Как описывает OpenNET, на основе задаваемых разработчиком меток c упоминанием методов API и типов данных, которые следует использовать в коде, Bayou позволяет синтезировать готовые программные блоки с реализацией шаблонов использования Java API, соответствующих контексту уже имеющегося кода. Иными словами, Bayou позволяет использовать методы машинного обучения для воплощения парадигмы разработки copy&paste, при которой разработчик находит и использует готовые куски кода, применяемые в других проектах.
В целом Bayou преподносится как более умная система автодополнения кода, не просто дополняющая отдельные конструкции, а способная предлагать достаточно большие и сложные фрагменты кода, включающие обёртки для использования API, циклы и обработчики исключений. Со временем на базе Bayou планируется подготовить плагины к интегрированным средам разработки, которые позволят по мере набора кода разработчиком интерактивно предлагать подходящие по контексту куски кода.

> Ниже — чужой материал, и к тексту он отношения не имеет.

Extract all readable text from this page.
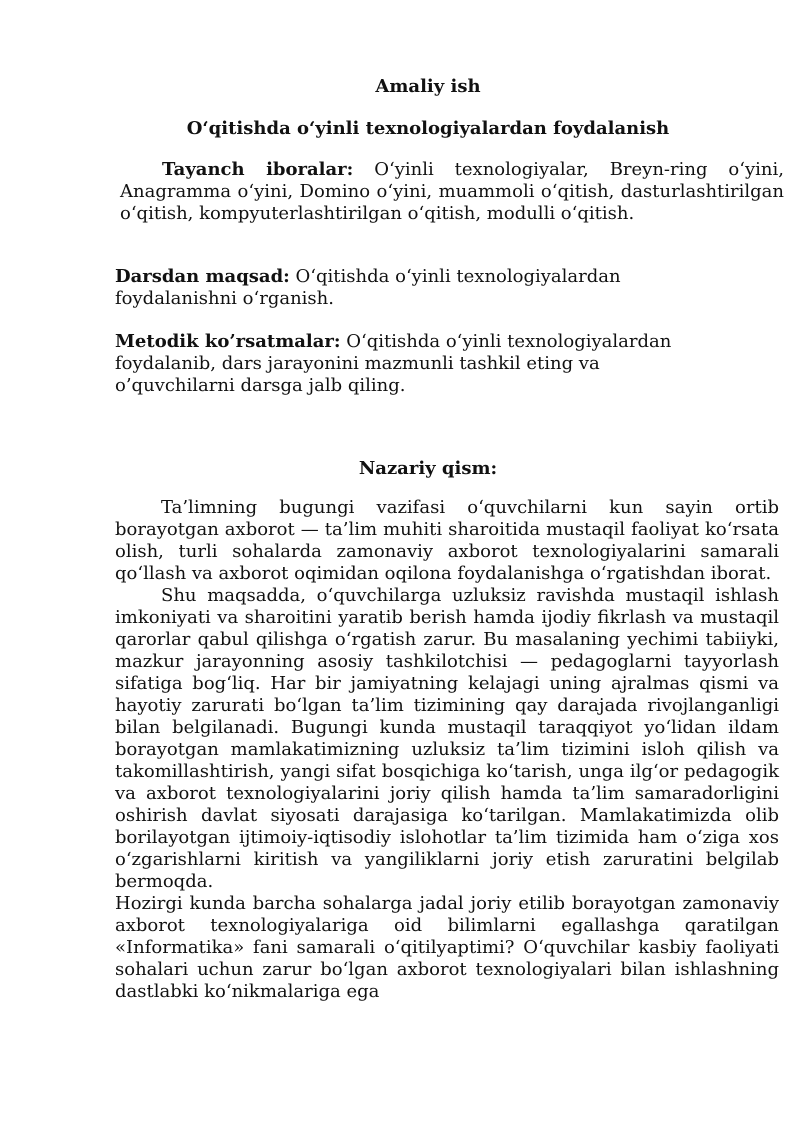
Amaliy ish
O‘qitishda o‘yinli texnologiyalardan foydalanish

Tayanch iboralar: O‘yinli texnologiyalar, Breyn-ring o‘yini, Anagramma o‘yini, Domino o‘yini, muammoli o‘qitish, dasturlashtirilgan o‘qitish, kompyuterlashtirilgan o‘qitish, modulli o‘qitish.

Darsdan maqsad: O‘qitishda o‘yinli texnologiyalardan foydalanishni o‘rganish.

Metodik ko’rsatmalar: O‘qitishda o‘yinli texnologiyalardan foydalanib, dars jarayonini mazmunli tashkil eting va o’quvchilarni darsga jalb qiling.

Nazariy qism:

Ta’limning bugungi vazifasi o‘quvchilarni kun sayin ortib borayotgan axborot — ta’lim muhiti sharoitida mustaqil faoliyat ko‘rsata olish, turli sohalarda zamonaviy axborot texnologiyalarini samarali qo‘llash va axborot oqimidan oqilona foydalanishga o‘rgatishdan iborat.

Shu maqsadda, o‘quvchilarga uzluksiz ravishda mustaqil ishlash imkoniyati va sharoitini yaratib berish hamda ijodiy fikrlash va mustaqil qarorlar qabul qilishga o‘rgatish zarur. Bu masalaning yechimi tabiiyki, mazkur jarayonning asosiy tashkilotchisi — pedagoglarni tayyorlash sifatiga bog‘liq. Har bir jamiyatning kelajagi uning ajralmas qismi va hayotiy zarurati bo‘lgan ta’lim tizimining qay darajada rivojlanganligi bilan belgilanadi. Bugungi kunda mustaqil taraqqiyot yo‘lidan ildam borayotgan mamlakatimizning uzluksiz ta’lim tizimini isloh qilish va takomillashtirish, yangi sifat bosqichiga ko‘tarish, unga ilg‘or pedagogik va axborot texnologiyalarini joriy qilish hamda ta’lim samaradorligini oshirish davlat siyosati darajasiga ko‘tarilgan. Mamlakatimizda olib borilayotgan ijtimoiy-iqtisodiy islohotlar ta’lim tizimida ham o‘ziga xos o‘zgarishlarni kiritish va yangiliklarni joriy etish zaruratini belgilab bermoqda.

Hozirgi kunda barcha sohalarga jadal joriy etilib borayotgan zamonaviy axborot texnologiyalariga oid bilimlarni egallashga qaratilgan «Informatika» fani samarali o‘qitilyaptimi? O‘quvchilar kasbiy faoliyati sohalari uchun zarur bo‘lgan axborot texnologiyalari bilan ishlashning dastlabki ko‘nikmalariga ega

Online-демонстрацию возможностей Bayou можно найти на данной странице. Например, при возникновении задачи написания кода для чтения из файла разработчик может добавить метку «{ /// call:readLine }»:
import java.io.File;
public class Test {
void read(File file) {
{
/// call:readLine
}
}
}
После обработки данной конструкции будет предложен готовый вариант кода:
import java.io.BufferedReader;
import java.io.File;
import java.io.IOException;
import java.io.FileNotFoundException;
import java.io.FileReader;
public class TestIO {
void read(File file) {
{
FileReader fr1;
BufferedReader br1;
String s1;
try {
fr1 = new FileReader(file);
br1 = new BufferedReader(fr1);
s1 = br1.readLine();
} catch (FileNotFoundException _e) {
} catch (IOException _e) {
}
return;
}
}
}
В процессе тренировки нейронной сети исходные тексты абстрагируются в древовидную синтаксическую модель, в которой отсутствуют конкретные низкоуровневые имена и операции, но сохраняется общая структура управления кодом, порядок вызова методов API и типы данных, передаваемые и возвращаемые этими методами. В нейронной сети данная информация используется для сопоставления сформированных моделей кода и задаваемых разработчиком меток.
В текущем виде система требует задания достаточно точных меток, не поддерживает указание масок для типов и может использовать лишь ограниченный набор API (java.lang, java.io и java.util). В будущем разработчики намерены реализовать возможность формирования запросов на естественном языке и добавить функциональность интерактивной оболочки, позволяющей выбирать разные варианты кода и уточнять свои пожелания. В более отдалённой перспективе планируется обеспечить генерацию более сложного кода, включающего группы методов или классов.